I CANI
Jun 3rd, 2011 | By NerdsAttack.net | Category: EditorialeTutta la città ne parla. Tutti parlano della città che da qualche tempo ha “sciolto” I Cani . Tutti si chiedono chi ci sia dietro questo nuovo progetto che sta furoreggiando tra blog e riviste specializzate, in un contagioso tam tam underground, come se Roma si fosse d’improvviso travestita nella nuova Detroit Rock City. Smania e voyueristica curiosità nel conoscere l’identità degli autori di un album (’Il Sorprendente album d’esordio dei Cani’, 42 Records) che manda in tilt gli streaming d’ascolto, che divide aspramente il pubblico, che unisce unanimamente la critica patinata in un “j’adore” collettivo (quella convinta di fare tendenza con qualsiasi prodotto fuori dagli schemi finito quasi per caso sull’intonsa scrivania Elitis). Un gioco divertente lanciato dalla provvida label capitolina, una consociativa caccia al tesoro, un disco che da molti è stato già ribattezzato come il ‘Never Mind The Bollocks’ italiano, un prodotto (perchè di prodotto si tratta) che ha forse il solo scopo di “arrivare”, di centrare il bersaglio, di mantenere fede alle promesse.

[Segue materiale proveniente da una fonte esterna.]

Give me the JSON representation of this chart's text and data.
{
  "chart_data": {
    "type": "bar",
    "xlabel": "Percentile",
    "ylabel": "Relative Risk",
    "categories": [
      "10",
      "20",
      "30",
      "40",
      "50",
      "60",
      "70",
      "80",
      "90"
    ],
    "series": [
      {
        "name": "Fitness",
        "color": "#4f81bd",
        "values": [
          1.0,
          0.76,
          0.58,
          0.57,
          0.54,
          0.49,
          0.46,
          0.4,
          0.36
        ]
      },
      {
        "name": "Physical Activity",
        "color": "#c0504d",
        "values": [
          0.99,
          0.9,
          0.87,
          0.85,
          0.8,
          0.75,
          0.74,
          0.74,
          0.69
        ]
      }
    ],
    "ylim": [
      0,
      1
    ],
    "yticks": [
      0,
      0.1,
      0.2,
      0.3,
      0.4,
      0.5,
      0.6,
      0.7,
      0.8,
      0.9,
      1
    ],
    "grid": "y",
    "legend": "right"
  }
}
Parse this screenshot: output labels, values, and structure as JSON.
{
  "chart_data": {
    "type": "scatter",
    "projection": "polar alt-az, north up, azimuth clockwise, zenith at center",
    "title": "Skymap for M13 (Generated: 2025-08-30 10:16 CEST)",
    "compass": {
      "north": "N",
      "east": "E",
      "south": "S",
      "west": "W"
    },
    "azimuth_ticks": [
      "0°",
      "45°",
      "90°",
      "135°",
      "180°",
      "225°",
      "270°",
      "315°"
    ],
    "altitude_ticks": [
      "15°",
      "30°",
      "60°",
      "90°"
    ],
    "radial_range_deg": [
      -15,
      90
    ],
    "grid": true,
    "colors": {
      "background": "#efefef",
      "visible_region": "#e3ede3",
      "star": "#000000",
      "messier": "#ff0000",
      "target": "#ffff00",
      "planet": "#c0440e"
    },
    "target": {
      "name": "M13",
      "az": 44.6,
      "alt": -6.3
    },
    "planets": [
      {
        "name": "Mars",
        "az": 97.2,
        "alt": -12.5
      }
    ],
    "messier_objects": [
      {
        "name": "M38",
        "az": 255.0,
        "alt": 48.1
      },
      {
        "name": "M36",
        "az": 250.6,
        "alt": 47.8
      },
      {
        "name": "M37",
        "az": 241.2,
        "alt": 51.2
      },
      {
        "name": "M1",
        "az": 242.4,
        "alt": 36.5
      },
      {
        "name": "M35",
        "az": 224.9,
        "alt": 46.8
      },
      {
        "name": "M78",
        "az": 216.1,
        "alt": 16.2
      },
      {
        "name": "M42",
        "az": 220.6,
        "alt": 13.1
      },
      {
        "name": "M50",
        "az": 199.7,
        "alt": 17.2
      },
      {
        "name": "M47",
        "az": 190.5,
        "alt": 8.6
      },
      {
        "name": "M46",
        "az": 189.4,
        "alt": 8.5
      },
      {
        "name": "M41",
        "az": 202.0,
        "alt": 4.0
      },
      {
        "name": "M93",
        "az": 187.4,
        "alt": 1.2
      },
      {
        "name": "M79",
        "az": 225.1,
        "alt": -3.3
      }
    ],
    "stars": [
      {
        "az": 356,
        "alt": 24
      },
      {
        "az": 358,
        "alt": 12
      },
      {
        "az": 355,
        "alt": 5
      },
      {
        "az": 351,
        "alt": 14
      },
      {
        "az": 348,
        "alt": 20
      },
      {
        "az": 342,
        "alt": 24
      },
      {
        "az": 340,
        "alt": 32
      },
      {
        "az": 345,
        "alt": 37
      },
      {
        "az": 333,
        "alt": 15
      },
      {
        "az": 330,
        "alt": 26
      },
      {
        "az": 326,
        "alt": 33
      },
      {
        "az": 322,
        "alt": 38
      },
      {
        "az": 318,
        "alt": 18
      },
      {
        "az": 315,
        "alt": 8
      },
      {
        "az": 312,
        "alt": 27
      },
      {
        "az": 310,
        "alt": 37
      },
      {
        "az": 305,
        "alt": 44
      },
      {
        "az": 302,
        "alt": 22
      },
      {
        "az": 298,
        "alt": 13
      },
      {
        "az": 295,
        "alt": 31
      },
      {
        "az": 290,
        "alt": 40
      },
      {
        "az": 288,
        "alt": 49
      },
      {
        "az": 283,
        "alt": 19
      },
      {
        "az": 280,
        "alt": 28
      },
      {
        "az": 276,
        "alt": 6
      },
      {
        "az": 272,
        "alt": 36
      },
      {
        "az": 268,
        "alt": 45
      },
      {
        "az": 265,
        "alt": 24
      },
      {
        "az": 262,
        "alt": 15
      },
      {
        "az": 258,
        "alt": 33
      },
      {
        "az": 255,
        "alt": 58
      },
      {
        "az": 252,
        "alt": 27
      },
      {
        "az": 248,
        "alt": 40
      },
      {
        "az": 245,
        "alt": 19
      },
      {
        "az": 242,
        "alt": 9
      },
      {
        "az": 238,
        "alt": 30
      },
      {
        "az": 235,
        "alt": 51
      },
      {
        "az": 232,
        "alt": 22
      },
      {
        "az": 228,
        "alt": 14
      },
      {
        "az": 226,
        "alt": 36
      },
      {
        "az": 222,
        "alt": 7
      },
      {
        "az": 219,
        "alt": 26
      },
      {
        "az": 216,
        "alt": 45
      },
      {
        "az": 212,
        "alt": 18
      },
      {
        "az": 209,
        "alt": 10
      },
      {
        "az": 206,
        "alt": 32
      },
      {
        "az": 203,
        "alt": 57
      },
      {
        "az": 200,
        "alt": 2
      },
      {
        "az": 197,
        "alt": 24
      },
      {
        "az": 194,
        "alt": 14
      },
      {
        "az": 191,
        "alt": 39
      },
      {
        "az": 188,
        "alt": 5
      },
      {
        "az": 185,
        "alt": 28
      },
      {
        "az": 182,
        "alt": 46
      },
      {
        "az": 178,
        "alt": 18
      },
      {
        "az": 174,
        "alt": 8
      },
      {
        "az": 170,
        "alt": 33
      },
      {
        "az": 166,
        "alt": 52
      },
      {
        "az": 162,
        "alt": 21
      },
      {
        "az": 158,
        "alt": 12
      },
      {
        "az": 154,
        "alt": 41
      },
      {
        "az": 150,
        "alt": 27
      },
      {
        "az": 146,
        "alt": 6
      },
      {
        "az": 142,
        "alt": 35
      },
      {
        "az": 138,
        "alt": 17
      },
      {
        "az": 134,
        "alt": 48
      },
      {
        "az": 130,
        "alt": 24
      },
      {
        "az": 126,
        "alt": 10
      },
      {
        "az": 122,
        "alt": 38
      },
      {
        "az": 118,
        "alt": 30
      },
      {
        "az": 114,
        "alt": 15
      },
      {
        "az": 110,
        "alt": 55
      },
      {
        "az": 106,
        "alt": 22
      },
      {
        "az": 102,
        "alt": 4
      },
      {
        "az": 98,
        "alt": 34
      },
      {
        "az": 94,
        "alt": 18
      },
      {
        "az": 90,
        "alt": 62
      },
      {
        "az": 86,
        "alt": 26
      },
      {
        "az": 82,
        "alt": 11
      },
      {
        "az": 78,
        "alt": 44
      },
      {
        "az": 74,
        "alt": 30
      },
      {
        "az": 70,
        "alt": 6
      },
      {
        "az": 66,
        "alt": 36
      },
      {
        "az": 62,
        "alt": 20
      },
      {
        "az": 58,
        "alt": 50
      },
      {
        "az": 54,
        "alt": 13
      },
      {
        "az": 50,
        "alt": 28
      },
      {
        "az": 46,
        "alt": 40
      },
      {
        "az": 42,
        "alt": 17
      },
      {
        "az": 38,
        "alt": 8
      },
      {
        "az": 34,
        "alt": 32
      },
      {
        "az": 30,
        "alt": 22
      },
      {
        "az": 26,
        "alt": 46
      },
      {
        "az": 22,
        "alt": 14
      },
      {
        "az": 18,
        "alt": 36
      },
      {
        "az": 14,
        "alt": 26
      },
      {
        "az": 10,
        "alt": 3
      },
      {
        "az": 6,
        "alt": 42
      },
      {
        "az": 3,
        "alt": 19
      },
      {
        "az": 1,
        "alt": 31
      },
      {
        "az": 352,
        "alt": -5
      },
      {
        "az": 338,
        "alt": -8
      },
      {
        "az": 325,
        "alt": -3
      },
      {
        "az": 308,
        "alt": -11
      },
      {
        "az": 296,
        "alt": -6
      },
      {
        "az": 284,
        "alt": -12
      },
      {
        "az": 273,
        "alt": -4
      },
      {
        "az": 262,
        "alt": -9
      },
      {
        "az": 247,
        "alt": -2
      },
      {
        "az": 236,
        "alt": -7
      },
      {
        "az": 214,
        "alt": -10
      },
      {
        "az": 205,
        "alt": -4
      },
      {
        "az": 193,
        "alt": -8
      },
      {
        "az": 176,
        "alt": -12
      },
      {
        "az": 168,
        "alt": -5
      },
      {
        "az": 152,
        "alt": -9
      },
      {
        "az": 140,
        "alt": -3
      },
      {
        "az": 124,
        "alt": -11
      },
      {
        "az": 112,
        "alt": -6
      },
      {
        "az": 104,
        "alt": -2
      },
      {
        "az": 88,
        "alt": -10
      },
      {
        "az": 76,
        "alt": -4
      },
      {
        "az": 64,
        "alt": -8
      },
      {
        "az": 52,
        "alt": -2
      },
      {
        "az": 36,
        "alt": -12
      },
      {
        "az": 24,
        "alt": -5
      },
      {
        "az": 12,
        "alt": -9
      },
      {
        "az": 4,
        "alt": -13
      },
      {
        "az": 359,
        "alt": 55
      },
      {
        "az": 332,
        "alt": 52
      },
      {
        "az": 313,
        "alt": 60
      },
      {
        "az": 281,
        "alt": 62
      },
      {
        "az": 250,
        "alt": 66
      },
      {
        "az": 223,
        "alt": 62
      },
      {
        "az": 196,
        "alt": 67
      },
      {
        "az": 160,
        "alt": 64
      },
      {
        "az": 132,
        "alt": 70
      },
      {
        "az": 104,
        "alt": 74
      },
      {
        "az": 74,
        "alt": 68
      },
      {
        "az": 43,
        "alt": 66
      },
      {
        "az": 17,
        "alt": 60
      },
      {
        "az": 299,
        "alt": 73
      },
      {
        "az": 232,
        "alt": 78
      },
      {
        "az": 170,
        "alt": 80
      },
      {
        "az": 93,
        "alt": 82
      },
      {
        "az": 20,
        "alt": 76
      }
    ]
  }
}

In attesa di ritorsioni da parte delle classi “socio-cultural-musicali” coinvolte - si attendono a questo proposito con trepidazione quelle dei “pariolini” di 18 anni -, in un pomeriggio di un giorno da cani arrivavano ( da parte di accalorati estimatori della band e del sito ) quelle destinate alla nostra redazione, rea (nella persona del sottoscritto) di aver pubblicato una recensione (negativa) in cui sbadatamente si faceva riferimento al deus ex machina della band, indicando nome, cognome e professione. Tra le più educate il tono era quello amichevole che si concede solo ai grandi nemici dell’umanità, ecco allora che rimbalzavano a più riprese parole come “merda”, “palle”, “coglioni”, “frustrati”. Gioia purissima, gioia di fonte rigenerante per le nostre orecchie, testimoni da sempre di queste piccole guerre tra omuncoli combattute in una città ormai derelitta, popolata da professionisti dell’onanismo da forum e da uomini tigre mascherati dietro improbabili nickname. La falla non si arrestava ma anzi peggiorava quando, ancora una volta per sbadataggine veicolata da sopraggiunta senilità, lo scrivente attraverso un telefonino demoniaco di ultima generazione, cancellava del tutto la recensione oggetto del contendere. Il cielo si aprì.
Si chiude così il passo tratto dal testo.